Why Even "Lose a Pound a Week" Diets Fail

New research says weight loss happens a lot more slowly than we'd like

Last week, we looked at the public health recommendations in The Lancet's new series of articles on obesity -- what the government and industry should be doing to make it easier for all of us to eat well and be more active. This week, Jane Brody's New York Times column explores The Lancet's findings for what individuals can do to lose weight.

Guess what they learned. Diets -- even the really sensible ones -- don't work.

While everybody knows that craaazy diets are doomed (eating only grapefruit, trying to drop ten pounds before your high school reunion next weekend, or anything advertised via infomercial at 2 AM), we always assume that losing weight gradually, at the rate of a pound or two per week, is the way to go. The age-old wisdom is that you need to burn 3,500 calories to lose a pound, so you can achieve this one-pound-per-week magic by cutting 500 calories per day via diet and exercise. As long as you're burning more calories than you're consuming, the pounds peel off and stay off. Right? 

Wrong, says lead study author Kevin D. Hall, PhD of the National Institute of Diabetes and Digestive and Kidney Diseases. The calories-in/calories-out model doesn't work in sustaining weight loss because people burn calories differently depending on their size and metabolic health -- lean tissue like muscle uses more calories than fat, so (irony alert!) lean people lose weight more easily and heavier people plateau sooner. Once everybody stalls on their diet (and everyone does, eventually), the heavier folk will actually gain more weight than a lean person from the same increase in caloric intake. 

Well, now what?

Writes Brody: "This helps to explain why even the most diligent dieters often fail to reach weight loss goals that were based on the old rule. A more realistic result, [Dr. Hall] said, is that cutting out 250 calories a day -- the amount in a small bar of chocolate or half a cup of premium ice cream -- would lead to a weight loss of about 25 pounds over three years, with half that loss occurring the first year."

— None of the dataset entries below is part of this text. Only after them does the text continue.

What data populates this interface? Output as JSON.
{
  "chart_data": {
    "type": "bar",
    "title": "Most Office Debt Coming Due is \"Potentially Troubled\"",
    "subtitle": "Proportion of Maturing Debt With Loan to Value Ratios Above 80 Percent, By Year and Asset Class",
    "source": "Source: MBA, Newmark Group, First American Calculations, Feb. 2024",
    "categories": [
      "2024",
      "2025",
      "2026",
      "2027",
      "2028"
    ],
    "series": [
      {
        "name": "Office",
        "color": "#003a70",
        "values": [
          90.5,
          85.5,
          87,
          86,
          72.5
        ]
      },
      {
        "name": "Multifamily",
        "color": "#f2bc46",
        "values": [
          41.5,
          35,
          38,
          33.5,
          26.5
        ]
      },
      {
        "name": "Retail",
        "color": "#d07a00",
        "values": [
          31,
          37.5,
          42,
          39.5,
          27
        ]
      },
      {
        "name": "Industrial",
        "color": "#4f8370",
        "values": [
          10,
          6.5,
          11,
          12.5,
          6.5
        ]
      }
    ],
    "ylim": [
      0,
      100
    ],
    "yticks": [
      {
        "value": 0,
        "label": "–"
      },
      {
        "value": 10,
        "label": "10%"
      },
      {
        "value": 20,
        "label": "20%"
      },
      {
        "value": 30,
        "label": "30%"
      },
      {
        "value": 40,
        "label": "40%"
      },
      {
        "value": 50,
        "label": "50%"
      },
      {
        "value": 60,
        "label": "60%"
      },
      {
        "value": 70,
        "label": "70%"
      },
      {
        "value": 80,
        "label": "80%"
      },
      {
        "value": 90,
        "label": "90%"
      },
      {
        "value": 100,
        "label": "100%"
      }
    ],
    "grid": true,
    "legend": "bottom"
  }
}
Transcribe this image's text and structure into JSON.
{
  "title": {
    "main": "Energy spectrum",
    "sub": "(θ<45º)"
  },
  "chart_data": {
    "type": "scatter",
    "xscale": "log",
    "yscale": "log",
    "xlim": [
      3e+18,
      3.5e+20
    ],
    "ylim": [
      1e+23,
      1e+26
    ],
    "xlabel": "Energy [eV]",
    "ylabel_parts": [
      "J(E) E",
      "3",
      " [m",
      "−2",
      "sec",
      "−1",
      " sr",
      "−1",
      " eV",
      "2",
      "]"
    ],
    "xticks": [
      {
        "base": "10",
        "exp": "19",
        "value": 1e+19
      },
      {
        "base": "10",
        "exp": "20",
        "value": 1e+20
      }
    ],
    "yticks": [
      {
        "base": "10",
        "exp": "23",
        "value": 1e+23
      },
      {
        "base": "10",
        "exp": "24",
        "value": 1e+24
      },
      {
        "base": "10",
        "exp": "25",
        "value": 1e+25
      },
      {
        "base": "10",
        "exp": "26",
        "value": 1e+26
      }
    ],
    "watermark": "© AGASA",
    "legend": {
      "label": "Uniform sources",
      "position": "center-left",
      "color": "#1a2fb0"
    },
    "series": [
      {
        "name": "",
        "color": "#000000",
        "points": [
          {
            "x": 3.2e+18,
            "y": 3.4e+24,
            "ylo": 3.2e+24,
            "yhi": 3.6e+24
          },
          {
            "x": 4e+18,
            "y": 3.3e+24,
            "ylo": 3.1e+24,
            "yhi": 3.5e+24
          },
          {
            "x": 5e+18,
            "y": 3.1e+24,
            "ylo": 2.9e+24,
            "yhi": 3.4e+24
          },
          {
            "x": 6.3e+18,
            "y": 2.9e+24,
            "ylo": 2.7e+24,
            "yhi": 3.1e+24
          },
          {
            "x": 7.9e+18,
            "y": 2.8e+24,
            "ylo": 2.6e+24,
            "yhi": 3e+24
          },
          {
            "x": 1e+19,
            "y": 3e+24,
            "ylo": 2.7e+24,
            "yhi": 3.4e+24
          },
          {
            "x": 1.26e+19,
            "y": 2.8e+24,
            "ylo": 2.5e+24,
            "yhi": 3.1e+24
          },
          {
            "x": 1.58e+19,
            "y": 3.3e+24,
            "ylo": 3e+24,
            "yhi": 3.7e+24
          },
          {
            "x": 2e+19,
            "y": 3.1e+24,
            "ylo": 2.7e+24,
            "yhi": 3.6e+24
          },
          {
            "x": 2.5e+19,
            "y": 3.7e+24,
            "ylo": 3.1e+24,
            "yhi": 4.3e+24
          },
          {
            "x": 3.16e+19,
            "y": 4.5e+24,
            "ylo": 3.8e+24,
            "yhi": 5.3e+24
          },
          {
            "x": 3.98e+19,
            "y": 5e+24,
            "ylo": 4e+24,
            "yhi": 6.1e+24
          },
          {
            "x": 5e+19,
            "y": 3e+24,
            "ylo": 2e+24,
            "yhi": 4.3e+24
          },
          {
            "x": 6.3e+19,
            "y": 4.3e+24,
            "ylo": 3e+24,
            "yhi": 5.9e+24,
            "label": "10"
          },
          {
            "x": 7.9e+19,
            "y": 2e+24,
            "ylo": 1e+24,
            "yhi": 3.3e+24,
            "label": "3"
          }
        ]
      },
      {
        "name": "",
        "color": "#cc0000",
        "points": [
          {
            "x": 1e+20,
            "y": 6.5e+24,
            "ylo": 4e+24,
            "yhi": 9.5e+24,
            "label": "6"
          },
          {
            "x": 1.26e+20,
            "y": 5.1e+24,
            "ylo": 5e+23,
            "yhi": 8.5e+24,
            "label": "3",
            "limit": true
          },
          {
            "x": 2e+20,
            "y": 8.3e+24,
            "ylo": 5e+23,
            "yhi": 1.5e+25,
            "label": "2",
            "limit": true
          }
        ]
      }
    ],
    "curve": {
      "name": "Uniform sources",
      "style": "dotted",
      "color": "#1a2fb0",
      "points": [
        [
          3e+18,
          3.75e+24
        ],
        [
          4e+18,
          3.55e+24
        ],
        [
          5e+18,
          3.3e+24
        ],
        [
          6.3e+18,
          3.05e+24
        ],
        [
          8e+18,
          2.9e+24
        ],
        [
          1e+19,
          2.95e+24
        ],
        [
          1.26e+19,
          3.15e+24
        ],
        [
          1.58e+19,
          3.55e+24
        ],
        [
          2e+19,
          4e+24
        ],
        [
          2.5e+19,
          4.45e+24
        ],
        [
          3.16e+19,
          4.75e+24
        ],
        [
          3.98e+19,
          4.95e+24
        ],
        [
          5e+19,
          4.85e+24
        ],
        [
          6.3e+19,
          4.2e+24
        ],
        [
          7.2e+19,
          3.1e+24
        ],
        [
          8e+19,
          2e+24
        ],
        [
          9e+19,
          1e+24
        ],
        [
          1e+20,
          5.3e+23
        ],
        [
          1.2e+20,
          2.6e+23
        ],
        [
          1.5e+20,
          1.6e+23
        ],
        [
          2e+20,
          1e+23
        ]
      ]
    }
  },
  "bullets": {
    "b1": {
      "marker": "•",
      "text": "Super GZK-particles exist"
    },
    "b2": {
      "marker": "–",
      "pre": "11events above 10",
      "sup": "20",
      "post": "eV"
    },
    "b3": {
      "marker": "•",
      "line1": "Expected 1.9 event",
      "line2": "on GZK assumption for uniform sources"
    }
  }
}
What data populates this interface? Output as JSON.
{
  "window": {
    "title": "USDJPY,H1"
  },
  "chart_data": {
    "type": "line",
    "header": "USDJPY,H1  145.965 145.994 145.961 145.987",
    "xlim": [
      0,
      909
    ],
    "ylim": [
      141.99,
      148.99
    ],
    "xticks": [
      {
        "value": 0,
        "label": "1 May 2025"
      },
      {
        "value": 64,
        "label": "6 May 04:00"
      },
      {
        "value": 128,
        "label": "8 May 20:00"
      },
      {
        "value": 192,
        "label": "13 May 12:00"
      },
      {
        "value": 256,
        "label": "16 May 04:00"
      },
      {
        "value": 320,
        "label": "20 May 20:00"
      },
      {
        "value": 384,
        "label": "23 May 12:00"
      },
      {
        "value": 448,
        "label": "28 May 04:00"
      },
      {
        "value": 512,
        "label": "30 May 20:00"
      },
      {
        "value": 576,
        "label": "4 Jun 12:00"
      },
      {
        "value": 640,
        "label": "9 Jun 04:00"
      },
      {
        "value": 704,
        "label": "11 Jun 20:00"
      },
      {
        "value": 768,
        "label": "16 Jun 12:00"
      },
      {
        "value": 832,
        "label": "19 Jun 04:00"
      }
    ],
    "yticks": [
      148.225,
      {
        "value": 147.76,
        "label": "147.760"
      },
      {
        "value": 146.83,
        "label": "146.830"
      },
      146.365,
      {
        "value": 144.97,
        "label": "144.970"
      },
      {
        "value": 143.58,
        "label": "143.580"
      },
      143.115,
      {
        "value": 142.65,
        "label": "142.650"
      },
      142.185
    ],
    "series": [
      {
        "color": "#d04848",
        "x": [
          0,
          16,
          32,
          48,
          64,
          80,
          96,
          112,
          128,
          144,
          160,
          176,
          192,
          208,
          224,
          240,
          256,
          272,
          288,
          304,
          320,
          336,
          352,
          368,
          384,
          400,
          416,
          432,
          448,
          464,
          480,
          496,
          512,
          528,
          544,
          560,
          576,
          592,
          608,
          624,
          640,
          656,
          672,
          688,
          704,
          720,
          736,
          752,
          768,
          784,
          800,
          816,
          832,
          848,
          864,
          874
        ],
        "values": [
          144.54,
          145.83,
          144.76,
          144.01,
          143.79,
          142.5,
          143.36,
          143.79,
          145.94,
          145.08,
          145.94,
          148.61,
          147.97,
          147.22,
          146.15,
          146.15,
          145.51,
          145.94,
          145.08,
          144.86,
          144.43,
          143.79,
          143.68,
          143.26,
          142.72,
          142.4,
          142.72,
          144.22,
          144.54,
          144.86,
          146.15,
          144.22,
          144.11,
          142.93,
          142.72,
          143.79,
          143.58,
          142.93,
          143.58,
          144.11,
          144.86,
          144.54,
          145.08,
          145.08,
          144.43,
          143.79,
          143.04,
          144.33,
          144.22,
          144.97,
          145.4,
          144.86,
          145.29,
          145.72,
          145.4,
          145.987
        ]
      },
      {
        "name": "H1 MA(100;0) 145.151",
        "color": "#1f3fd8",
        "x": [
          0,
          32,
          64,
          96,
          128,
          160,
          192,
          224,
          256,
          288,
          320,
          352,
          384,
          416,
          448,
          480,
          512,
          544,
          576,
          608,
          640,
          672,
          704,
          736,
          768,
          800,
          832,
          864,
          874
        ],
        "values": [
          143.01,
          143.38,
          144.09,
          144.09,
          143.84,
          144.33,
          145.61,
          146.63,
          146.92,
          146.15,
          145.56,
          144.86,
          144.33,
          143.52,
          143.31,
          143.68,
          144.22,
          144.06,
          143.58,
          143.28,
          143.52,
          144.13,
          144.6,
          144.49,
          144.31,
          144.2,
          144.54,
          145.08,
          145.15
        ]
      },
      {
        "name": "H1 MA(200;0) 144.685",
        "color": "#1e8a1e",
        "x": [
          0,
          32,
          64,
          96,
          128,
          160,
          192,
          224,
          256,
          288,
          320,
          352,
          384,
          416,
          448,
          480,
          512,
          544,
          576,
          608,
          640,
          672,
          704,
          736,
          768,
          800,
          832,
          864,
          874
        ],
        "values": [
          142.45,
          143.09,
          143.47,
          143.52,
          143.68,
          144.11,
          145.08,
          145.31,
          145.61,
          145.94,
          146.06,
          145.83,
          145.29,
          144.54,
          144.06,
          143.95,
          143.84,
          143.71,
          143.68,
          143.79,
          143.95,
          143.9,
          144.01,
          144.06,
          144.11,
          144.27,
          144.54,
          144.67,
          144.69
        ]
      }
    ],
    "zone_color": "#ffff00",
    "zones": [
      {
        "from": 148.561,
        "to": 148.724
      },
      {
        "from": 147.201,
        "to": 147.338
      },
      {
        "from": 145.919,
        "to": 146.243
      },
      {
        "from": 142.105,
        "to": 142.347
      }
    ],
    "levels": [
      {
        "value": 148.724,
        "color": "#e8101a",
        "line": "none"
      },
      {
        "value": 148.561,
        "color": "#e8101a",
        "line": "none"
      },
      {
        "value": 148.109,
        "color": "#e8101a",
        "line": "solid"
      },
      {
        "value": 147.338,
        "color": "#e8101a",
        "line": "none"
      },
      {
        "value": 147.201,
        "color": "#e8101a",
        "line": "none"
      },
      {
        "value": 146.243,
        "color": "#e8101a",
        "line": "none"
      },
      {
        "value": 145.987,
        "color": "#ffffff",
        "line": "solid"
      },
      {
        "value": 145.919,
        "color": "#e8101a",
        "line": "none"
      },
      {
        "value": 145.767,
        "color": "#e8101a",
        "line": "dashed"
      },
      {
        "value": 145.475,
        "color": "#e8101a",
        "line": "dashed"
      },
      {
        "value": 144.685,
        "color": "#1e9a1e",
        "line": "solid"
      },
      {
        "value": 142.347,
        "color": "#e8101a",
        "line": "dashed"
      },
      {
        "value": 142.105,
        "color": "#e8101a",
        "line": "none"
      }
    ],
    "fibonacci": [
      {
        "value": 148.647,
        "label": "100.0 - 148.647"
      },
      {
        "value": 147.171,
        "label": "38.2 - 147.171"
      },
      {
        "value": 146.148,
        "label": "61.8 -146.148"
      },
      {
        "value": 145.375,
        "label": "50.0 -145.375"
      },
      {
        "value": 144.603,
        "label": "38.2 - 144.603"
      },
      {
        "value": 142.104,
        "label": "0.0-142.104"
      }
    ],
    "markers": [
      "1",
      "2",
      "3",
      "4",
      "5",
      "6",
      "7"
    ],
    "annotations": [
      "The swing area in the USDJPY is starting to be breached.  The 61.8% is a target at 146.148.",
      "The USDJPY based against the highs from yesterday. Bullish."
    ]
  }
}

So, like all good things, one must wait. Got it.

On the one hand, I like this. If you're going to lose weight (and I'm not saying you should, or you have to!), it's going to be way better for your self esteem if you do it as gradually and sustainably as possible -- rather than staying on the lose weight/regain/feel like dog poo/diet again merry-go-round (even if yours has been a very "sensible" pound-per-week merry-go-round of gaining and losing the same 20 pounds every year or so). And cutting just 250 calories out of your diet sounds a heck of a lot easier than cutting 500 (though the article notes that obese people may need to cut more because bigger bodies require more calories to maintain their weight).

But, on the other hand, this means you will be dieting for three freaking years. During which time, you'll be losing little to no weight at all for weeks at a time. Wow, that sounds both super fun and motivating.

Here's a better idea: Don't diet. Why fuss when the experts themselves change their minds about what works and what doesn't work all the time? Don't use your weight as your main barometer of health or self-worth. Do exercise and eat well because these habits make you feel healthy, strong and happy to be alive. And keep doing this stuff while you get on with the rest of your life. Try it. And maybe check your weight again in three years. Let me know if that "diet" worked.